The human body contains approximately 37 trillion cells — and most of them have a fixed identity. Liver cells do liver work. Neurons transmit signals. Red blood cells carry oxygen. They are specialised, and they stay specialised.
Stem cells are different. They retain two defining abilities that most cells lose:
- Self-renewal:the ability to divide and produce copies of themselves over long periods
- Differentiation:the ability to develop into other, more specialised cell types
This combination makes stem cells a kind of biological reservoir — cells that can replenish and repair tissues over time. Different types of stem cells vary in how many different cell types they can become. The most potent (embryonic stem cells) can become virtually any cell in the body. Others are more restricted.
Where Do Mesenchymal Stem Cells Fit?
Mesenchymal stem cells (MSCs) are a type of adult stem cell — they exist throughout life, not just in embryonic development. They belong to a category called multipotent stem cells, meaning they can differentiate into several related cell types, but not all cell types.
Specifically, MSCs can differentiate into:
- Osteoblasts:bone-forming cells
- Chondrocytes:cartilage cells
- Adipocytes:fat cells
- Myocytes:muscle cells (in certain conditions)
- Stromal cells:connective tissue support cells
| Plain-language summary: MSCs are versatile repair and support cells that live in connective tissues throughout the body. They can become bone, cartilage, or fat — and they also help regulate inflammation and support surrounding tissue. |
The History: How Were MSCs Discovered?
Mesenchymal stem cells have a well-documented scientific history. The concept emerged from research in the 1960s and 70s, most notably through the work of Alexander Friedenstein, a Soviet biologist who showed that bone marrow contained a population of cells capable of forming bone and cartilage when transplanted. He called them colony-forming unit fibroblasts.
The term ‘mesenchymal stem cell’ was later popularised by Arnold Caplan, an American biologist, who in 1991 described their multi-lineage potential and proposed them as a therapeutic cell type. Caplan himself later reconsidered the terminology, suggesting ‘medicinal signalling cells’ as a more accurate description of what these cells actually do in vivo — reflecting the field’s growing understanding that their primary therapeutic value lies less in differentiation and more in their signalling functions.
Today, MSC research is one of the most active fields in cell therapy, with thousands of registered clinical trials globally.

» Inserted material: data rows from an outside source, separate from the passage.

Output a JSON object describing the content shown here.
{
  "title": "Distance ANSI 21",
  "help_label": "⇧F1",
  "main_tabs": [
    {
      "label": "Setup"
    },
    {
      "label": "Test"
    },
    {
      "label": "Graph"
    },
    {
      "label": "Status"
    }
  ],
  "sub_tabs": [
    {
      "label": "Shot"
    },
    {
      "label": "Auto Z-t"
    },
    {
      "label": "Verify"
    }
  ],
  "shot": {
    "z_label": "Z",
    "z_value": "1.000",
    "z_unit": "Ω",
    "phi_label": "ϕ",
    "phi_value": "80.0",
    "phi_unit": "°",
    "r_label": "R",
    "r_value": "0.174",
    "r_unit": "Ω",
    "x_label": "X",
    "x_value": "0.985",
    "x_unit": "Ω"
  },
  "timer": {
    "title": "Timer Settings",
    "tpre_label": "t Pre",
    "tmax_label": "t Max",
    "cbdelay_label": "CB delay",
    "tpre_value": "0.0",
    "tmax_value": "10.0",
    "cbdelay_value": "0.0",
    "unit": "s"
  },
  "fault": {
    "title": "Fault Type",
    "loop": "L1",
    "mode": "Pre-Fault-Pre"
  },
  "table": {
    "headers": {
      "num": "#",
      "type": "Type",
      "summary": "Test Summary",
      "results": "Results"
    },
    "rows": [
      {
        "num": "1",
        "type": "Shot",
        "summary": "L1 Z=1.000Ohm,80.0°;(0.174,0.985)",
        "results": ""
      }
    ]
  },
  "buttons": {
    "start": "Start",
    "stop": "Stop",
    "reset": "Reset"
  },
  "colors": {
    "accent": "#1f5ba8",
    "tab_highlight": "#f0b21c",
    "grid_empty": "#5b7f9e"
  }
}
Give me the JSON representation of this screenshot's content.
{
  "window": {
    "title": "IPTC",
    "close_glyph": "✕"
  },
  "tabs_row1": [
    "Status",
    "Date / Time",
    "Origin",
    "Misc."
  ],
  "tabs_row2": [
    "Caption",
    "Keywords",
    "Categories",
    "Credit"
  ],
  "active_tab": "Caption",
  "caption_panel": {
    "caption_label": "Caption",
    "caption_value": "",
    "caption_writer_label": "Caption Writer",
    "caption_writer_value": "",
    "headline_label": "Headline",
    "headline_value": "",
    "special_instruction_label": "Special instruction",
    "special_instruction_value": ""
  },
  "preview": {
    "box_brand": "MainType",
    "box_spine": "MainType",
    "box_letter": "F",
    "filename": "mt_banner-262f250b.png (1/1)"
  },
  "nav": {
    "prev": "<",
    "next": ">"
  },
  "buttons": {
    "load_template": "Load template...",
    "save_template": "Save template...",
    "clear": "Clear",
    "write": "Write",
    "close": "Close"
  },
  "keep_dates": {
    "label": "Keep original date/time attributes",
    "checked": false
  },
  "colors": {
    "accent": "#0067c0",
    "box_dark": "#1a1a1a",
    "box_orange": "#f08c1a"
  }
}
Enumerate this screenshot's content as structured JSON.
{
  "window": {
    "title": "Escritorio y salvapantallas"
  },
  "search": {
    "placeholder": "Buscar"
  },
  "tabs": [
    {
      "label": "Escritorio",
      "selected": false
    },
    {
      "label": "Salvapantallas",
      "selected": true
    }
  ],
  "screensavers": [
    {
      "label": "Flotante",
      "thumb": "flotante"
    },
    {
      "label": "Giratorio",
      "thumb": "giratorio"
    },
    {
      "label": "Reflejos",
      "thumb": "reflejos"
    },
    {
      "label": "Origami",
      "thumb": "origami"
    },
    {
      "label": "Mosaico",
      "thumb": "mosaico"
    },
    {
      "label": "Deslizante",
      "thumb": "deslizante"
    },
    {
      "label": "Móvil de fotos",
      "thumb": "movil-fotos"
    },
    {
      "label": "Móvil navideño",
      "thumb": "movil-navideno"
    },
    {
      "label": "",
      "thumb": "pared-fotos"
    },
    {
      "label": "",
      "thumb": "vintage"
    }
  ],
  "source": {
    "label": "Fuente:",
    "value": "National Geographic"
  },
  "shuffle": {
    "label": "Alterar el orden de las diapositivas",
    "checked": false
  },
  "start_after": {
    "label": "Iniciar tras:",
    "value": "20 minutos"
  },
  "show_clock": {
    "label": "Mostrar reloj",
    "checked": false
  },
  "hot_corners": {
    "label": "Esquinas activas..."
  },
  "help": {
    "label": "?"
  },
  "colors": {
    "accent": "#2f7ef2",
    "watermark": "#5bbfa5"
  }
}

Where Are MSCs Found in the Body?
MSCs are not unique to one tissue. They are found in many parts of the body, where they occupy what biologists call a niche — a localised microenvironment that supports their maintenance.
| Source | Notes |
| Bone marrow | The original and most studied source. Requires invasive aspiration from the hip or sternum. Yield decreases significantly with age. |
| Adipose tissue (fat) | Abundant source, accessible via liposuction procedures. Used in autologous (self-donor) approaches. |
| Umbilical cord (Wharton’s jelly) | Ethically obtained from donated birth tissue. High cell yield, high proliferative capacity, and lower immunogenicity than adult sources. Preferred for allogeneic (donor-to-patient) therapy. |
| Placenta | Rich source; research ongoing for therapeutic applications. |
| Dental pulp | Emerging source with interest in craniofacial applications. |
| Peripheral blood | Low concentration; typically mobilised with growth factors before collection. |
Why Are Umbilical Cord MSCs Considered Advantageous?

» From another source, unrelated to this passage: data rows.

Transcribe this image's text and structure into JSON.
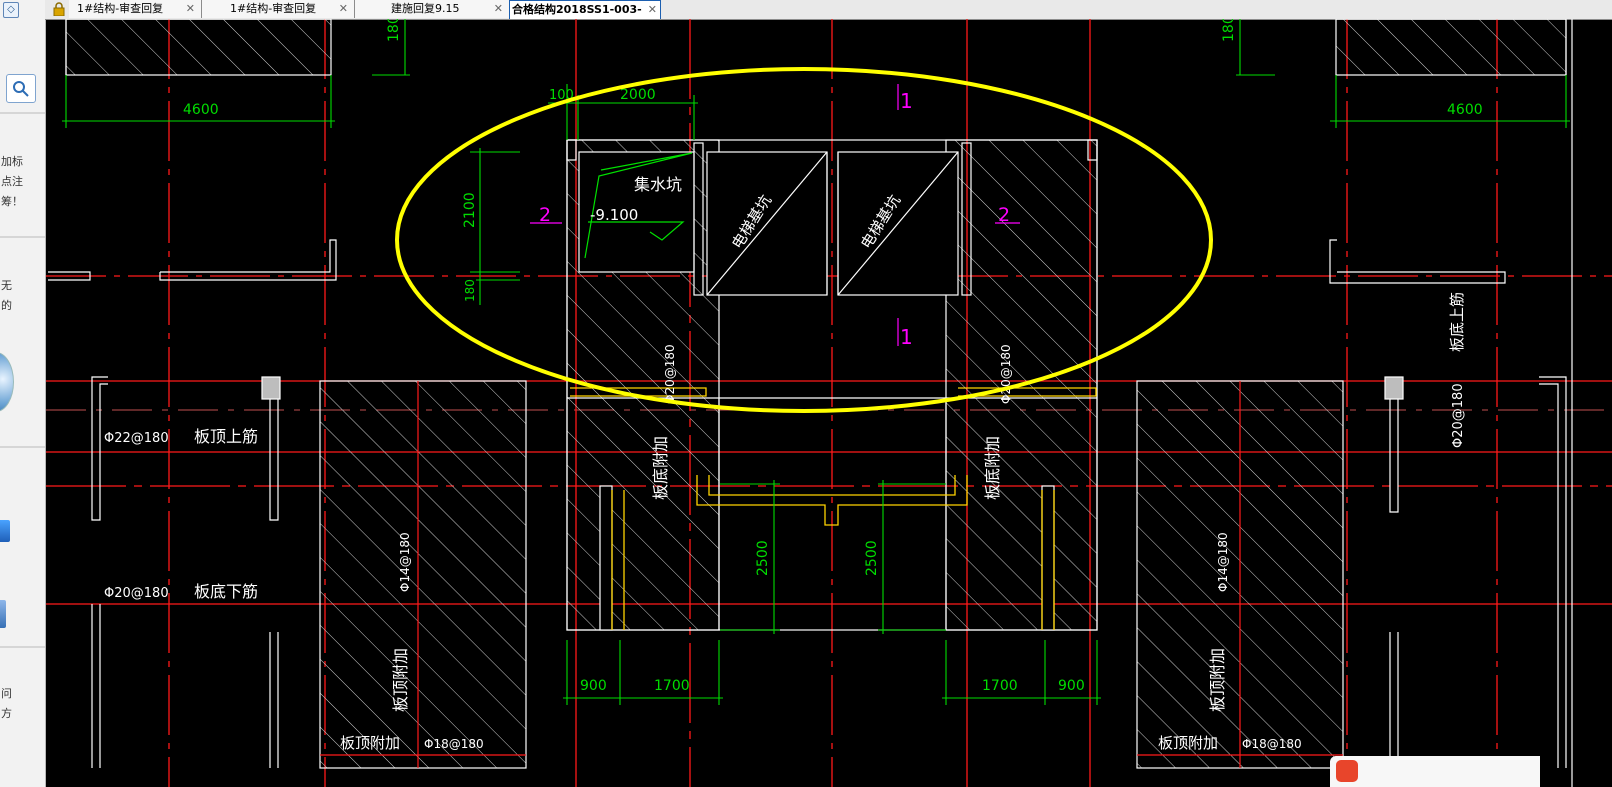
{
  "tabs": [
    {
      "label": "1#结构-审查回复",
      "active": false
    },
    {
      "label": "1#结构-审查回复",
      "active": false
    },
    {
      "label": "建施回复9.15",
      "active": false
    },
    {
      "label": "合格结构2018SS1-003-",
      "active": true
    }
  ],
  "left_panel": {
    "collapse_glyph": "◇",
    "text_lines": [
      "加标",
      "点注",
      "筹！",
      "无",
      "的",
      "问",
      "方"
    ]
  },
  "drawing": {
    "dimensions": {
      "top_left_width": "4600",
      "top_right_width": "4600",
      "top_left_height": "180",
      "top_right_height": "180",
      "pit_offset": "100",
      "pit_width": "2000",
      "pit_height": "2100",
      "pit_wall": "180",
      "left_gap": "2500",
      "right_gap": "2500",
      "bottom_left_a": "900",
      "bottom_left_b": "1700",
      "bottom_right_a": "1700",
      "bottom_right_b": "900"
    },
    "section_marks": {
      "mark_1": "1",
      "mark_2": "2"
    },
    "labels": {
      "sump_pit": "集水坑",
      "sump_elevation": "-9.100",
      "elevator_pit_1": "电梯基坑",
      "elevator_pit_2": "电梯基坑",
      "slab_top_bar": "板顶上筋",
      "slab_bottom_bar": "板底下筋",
      "slab_bottom_bar_right": "板底上筋",
      "slab_top_additional": "板顶附加",
      "slab_bottom_additional": "板底附加",
      "rebar_22_180": "Φ22@180",
      "rebar_20_180": "Φ20@180",
      "rebar_14_180": "Φ14@180",
      "rebar_18_180": "Φ18@180"
    }
  },
  "colors": {
    "background": "#000000",
    "structure_lines": "#ffffff",
    "axis_lines": "#ff0000",
    "dimension_lines": "#00ff00",
    "section_marks": "#ff00ff",
    "highlight_ellipse": "#ffff00",
    "wall_edge": "#ffff00"
  },
  "icons": {
    "lock": "lock-icon",
    "close": "close-icon",
    "search": "search-icon"
  }
}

Among the various sources of MSCs, umbilical cord tissue — specifically the gelatinous Wharton’s jelly within the cord — has emerged as a particularly attractive source for clinical applications. Here is why:
Ethical and Practical Availability
Umbilical cords are routinely discarded after birth. Collecting them from consenting donors is non-invasive and presents no risk to mother or child. This is a significant advantage over bone marrow, which requires a painful and invasive harvesting procedure from living donors.
Superior Proliferative Capacity
UC-MSCs divide more rapidly and can be expanded to higher cell numbers than bone marrow-derived MSCs. This makes manufacturing at therapeutic scale more reliable and cost-effective.
Immunological Profile
A critically important property of UC-MSCs is their relatively low immunogenicity — they are less likely to be recognised and attacked by the recipient’s immune system than adult MSCs. This is due in part to their lower expression of MHC class II molecules (the surface proteins that immune cells use to distinguish self from non-self). This characteristic makes them suitable for allogeneic use: one donor’s cells can potentially be used in many recipients, enabling off-the-shelf treatment rather than personalised autologous cell therapy.

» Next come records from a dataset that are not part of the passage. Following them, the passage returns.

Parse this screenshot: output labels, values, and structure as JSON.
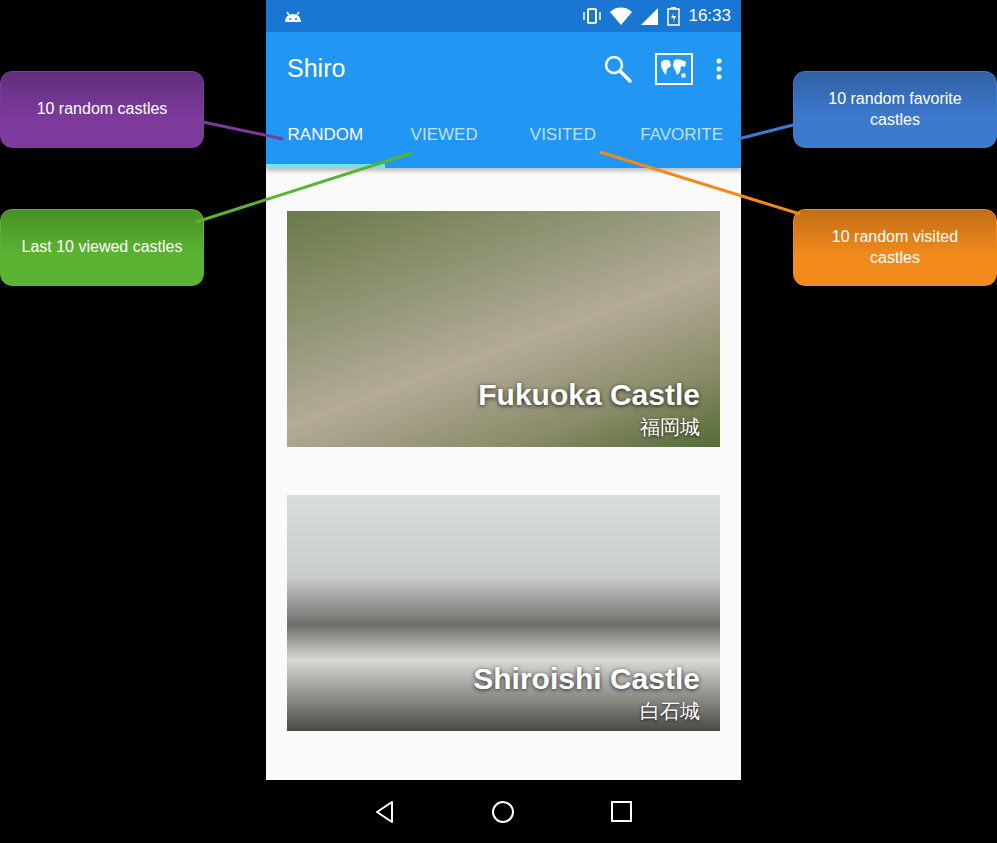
{
  "status_bar": {
    "time": "16:33"
  },
  "app_bar": {
    "title": "Shiro"
  },
  "tabs": [
    {
      "label": "RANDOM",
      "selected": true
    },
    {
      "label": "VIEWED",
      "selected": false
    },
    {
      "label": "VISITED",
      "selected": false
    },
    {
      "label": "FAVORITE",
      "selected": false
    }
  ],
  "cards": [
    {
      "title": "Fukuoka Castle",
      "subtitle": "福岡城"
    },
    {
      "title": "Shiroishi Castle",
      "subtitle": "白石城"
    }
  ],
  "annotations": [
    {
      "text": "10 random castles",
      "color": "#7b3a9c"
    },
    {
      "text": "Last 10 viewed castles",
      "color": "#5bb431"
    },
    {
      "text": "10 random favorite castles",
      "color": "#3d79cc"
    },
    {
      "text": "10 random visited castles",
      "color": "#f28a1c"
    }
  ]
}
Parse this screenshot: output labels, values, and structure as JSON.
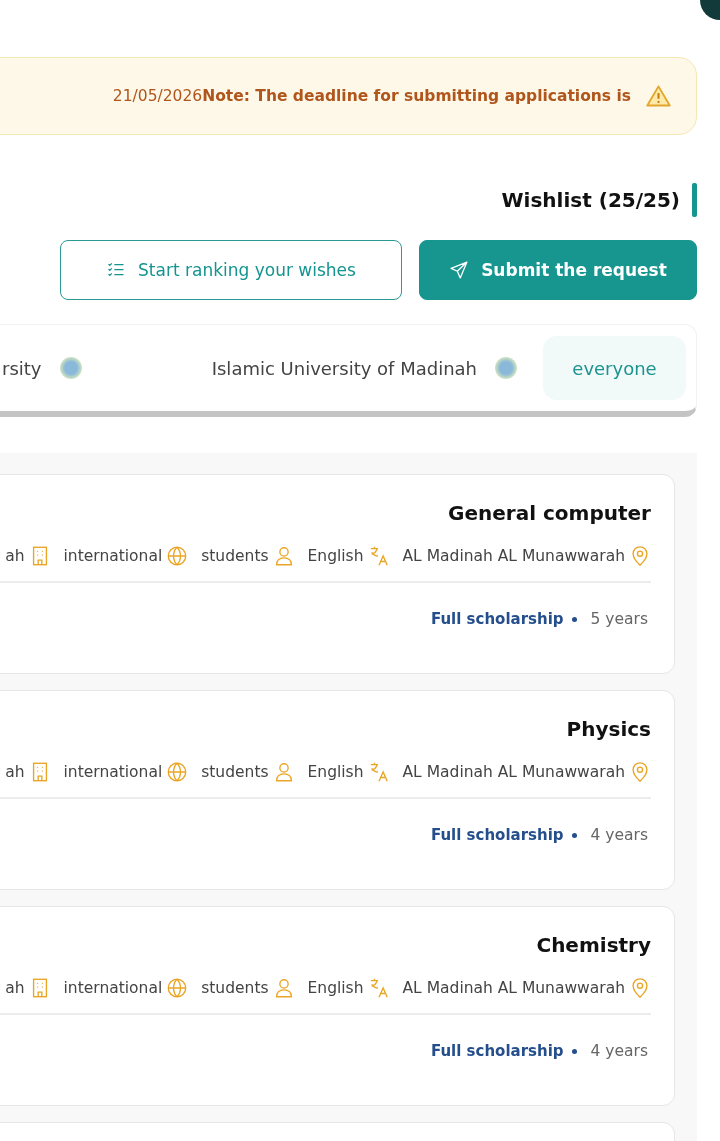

| In practical terms: UC-MSCs can be manufactured in advance, quality-tested, and stored — rather than requiring a fresh harvest from each individual patient before every treatment. |
Neonatal Vitality
Cells from birth tissue are biologically young. UC-MSCs have longer telomeres (the protective end-caps of chromosomes that shorten with age), higher mitochondrial activity, and a more vigorous growth profile than MSCs harvested from adult donors, who may have accumulated oxidative stress or senescent cells.
How Do MSCs Actually Work? The Paracrine Revolution
The early hypothesis about MSC therapy was that injected cells would migrate to damaged areas and physically replace lost tissue. This idea has been substantially revised by subsequent research.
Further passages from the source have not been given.